If the problem is that creators aren't adequately compensated for their work, blocking is one tool among many – and perhaps not the most effective. If the problem is that specific bad actors are profiting from infringement, targeted enforcement might work better than infrastructure-level blocking. If the problem is that legitimate platforms can't compete with free infringing alternatives, the answer might involve making legitimate access easier and more affordable.
The April 14 CEPS event will bring together policymakers, academics, and stakeholders to discuss these questions. The study's findings will matter less than whether participants can move beyond position-defending toward genuine problem-solving.
These are precisely the kinds of debates that benefit from being held in rooms where disagreement is productive rather than performative. Human x AI Europe, taking place May 19 in Vienna, is designed for exactly this purpose – bringing together people who care about getting digital governance right, even when they disagree about what right means. If the intersection of technology policy, fundamental rights, and European competitiveness matters to you, that's a room worth being in.
Frequently Asked Questions
Q: What is website blocking in the context of EU copyright enforcement?
A: Website blocking refers to measures that prevent internet users from accessing specific websites, typically implemented at the network level by requiring Internet Service Providers (ISPs) to block access to URLs or domains associated with copyright infringement or other illegal content.
Q: When is the CEPS report on website blocking being released?
A: The CEPS expert report "Benefits and costs of website-blocking legislation: an economic, legal and policy assessment" will be presented at a hybrid event on April 14, 2026, at 15:00-16:30 CET in Brussels.
Q: How effective is website blocking at reducing piracy?
A: Effectiveness varies significantly by implementation. Research from Macquarie University found that swift, systematic blocking (as in Indonesia) significantly reduces access to infringing content, while jurisdictions with procedural delays show limited efficacy. Circumvention via VPNs remains easy for motivated users.
Q: What are the main arguments against website blocking legislation?
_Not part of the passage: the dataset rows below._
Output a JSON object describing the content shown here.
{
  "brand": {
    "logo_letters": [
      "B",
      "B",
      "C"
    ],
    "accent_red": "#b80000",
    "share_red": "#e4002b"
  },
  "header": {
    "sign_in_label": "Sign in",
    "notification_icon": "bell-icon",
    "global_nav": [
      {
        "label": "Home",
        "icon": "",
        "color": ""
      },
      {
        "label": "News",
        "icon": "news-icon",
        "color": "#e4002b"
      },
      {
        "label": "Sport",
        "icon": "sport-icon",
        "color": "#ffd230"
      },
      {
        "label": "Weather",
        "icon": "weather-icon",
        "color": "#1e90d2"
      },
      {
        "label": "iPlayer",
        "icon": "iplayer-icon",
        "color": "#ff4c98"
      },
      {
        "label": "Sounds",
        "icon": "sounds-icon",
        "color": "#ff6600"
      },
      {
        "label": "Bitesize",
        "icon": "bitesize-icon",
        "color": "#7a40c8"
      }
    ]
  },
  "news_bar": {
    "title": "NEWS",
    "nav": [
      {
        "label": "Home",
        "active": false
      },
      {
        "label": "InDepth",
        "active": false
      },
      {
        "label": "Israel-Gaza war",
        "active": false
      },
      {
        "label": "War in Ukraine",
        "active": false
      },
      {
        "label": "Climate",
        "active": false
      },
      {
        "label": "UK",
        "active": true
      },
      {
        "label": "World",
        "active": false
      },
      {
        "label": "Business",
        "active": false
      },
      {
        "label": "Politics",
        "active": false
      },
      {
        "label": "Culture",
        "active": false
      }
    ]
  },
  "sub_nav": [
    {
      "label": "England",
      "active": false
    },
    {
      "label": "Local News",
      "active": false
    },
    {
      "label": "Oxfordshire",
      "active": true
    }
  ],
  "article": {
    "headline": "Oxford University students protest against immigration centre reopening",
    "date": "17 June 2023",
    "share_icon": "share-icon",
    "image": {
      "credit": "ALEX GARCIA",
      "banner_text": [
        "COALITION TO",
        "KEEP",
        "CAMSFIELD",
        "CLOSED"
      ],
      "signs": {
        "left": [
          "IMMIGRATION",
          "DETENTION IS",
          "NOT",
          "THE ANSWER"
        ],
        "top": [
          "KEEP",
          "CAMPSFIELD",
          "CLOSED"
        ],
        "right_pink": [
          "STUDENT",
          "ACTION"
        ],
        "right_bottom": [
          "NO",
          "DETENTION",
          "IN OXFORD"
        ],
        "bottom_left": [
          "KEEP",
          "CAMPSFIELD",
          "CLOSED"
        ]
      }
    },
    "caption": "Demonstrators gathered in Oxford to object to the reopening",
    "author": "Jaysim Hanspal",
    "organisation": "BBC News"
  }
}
A: Critics argue that blocking causes over-blocking of legitimate content, imposes compliance costs on service providers, fragments the Digital Single Market, creates infrastructure that could enable broader censorship, and is easily circumvented by users willing to use VPNs or change DNS settings.
Q: What economic costs are associated with internet blocking measures?
A: According to Analysys Mason's 2025 report, network blocking can disrupt legitimate internet services unrelated to targeted content, impose compliance costs on providers, and undermine the technical fabric of the global internet. Statista estimated Russia's 2022 internet restrictions cost $21 billion.
Q: Who funded the CEPS study on website blocking?
A: The study was supported by Nord Security. CEPS states that "as with all CEPS research, the analysis and conclusions are entirely independent and reflect the views of the authors alone."